Portland is a socialist disaster using smart growth to destroy the community.

Smart growth is the latest snake oil cure-all peddled by urban hucksters who play with people’s lives and homes like tinker toys. It’s soviet central planning lite. It’s all the rage among socialist governors disguised as Americans. The main features are:

1) Pack people like sardines into small 20- foot boxes and pray they call it “home.”

2) Build nasty roadblocks, speed bumps, detours and no turn signs every 100 feet or so on all streets to destroy the automobile culture.

3) Erect an ugly, lumbering mass transit rail system that nearly everyone hates and is mostly haunted by bums, winos and socialist mayors.

4) Anoint unelected, unaccountable bureaucrats with unlimited power to control property.

5) Inflate the price of land so an 8 by 10 shack sells for $100,000.

6) With buildings and people packed tight like sardines, paint a big fat bullseye for terrorists on the entire city.

7) Now pollute the blazes out of the whole mess.

Welcome to smart growth. Chris DeMuth, president of the American Enterprise Institute, calls Portland’s smart growth disease “...government sprawl, or perhaps strip-mall socialism.”

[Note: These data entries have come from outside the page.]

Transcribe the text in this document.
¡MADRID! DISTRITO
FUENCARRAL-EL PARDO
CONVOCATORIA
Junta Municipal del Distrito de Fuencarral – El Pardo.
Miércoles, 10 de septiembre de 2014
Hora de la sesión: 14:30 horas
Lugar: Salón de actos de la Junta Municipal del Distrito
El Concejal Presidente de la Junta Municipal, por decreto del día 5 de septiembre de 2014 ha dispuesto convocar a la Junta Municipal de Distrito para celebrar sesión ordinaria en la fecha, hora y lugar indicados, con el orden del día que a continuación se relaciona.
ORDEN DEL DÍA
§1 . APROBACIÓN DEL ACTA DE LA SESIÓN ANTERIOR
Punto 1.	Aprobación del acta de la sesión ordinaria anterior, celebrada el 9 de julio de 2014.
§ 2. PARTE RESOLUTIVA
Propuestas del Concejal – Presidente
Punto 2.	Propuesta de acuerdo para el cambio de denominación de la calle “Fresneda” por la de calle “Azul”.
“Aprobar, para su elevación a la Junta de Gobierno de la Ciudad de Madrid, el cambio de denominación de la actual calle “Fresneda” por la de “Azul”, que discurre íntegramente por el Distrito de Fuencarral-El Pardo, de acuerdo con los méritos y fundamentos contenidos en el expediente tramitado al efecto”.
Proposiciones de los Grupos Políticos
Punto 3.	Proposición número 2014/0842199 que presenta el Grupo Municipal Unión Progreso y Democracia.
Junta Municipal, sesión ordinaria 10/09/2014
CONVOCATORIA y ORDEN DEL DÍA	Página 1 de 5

Portland is a story of well intentioned citizens seeing their daydream become a nightmare. This is not about happy suburban homes with prim rose gardens, white picket fences and laughing children. This is “Invasion of the Home Snatchers,” without compensation, that will attempt to plunder a local community near you.

Some years ago, Portland citizens dreamed of a vibrant, clean, up-scale community surrounded by pristine mountains, lakes and forests, where haggard yuppies could watch the deer and the antelope play after a grinding day of rat racing. It seemed so idlyic...so perfect.

Then smart growth raided the town.

The socialist engineers pushing smart growth promised the innocent sheep in yuppiedom less congestion, clean air, no pollution, reduced infrastructure costs for sewers, transportation and roads, more affordable housing and protection of open space for the deer and the antelope to play.

“We Ain’t Building No Los Angeles” was their slogan.

So the good citizens went temporarily stupid and voted to create a soviet politburo with dictatorial powers called “The Metro.”

It seemed so perfect - a hulking soviet bureaucracy staffed by unelected, unaccountable bureaucrats would draw up the big utopian plan called “Smart Growth.”

This abominable bureaucracy is the malignant “Regional Planning Commission” loved by socialist state governors. The names change from state to state.

With power stripped from local governments, the soviet planners guaranteed the sheep that the buzzing hodgepodge of mishmash local zoning would be eliminated and the perfect yuppie playground would spring from the provincial weeds.

These city wreckers, now with citizens in their clutches, drew a haphazard line around Portland and its suburbs - 24 communities in all, covering 364 square miles.
Thus was born The Portland Iron Curtain in the United Soviet Socialist Portland Peoples Republic.

The Portland yuppies found their lives flipped upside down in ways they never imagined.

1) The Metro passed dictates to force the sheep into high rise multifamily dwellings or multibusiness complexes, while no trespassing and no building signs popped up on lands circling the city.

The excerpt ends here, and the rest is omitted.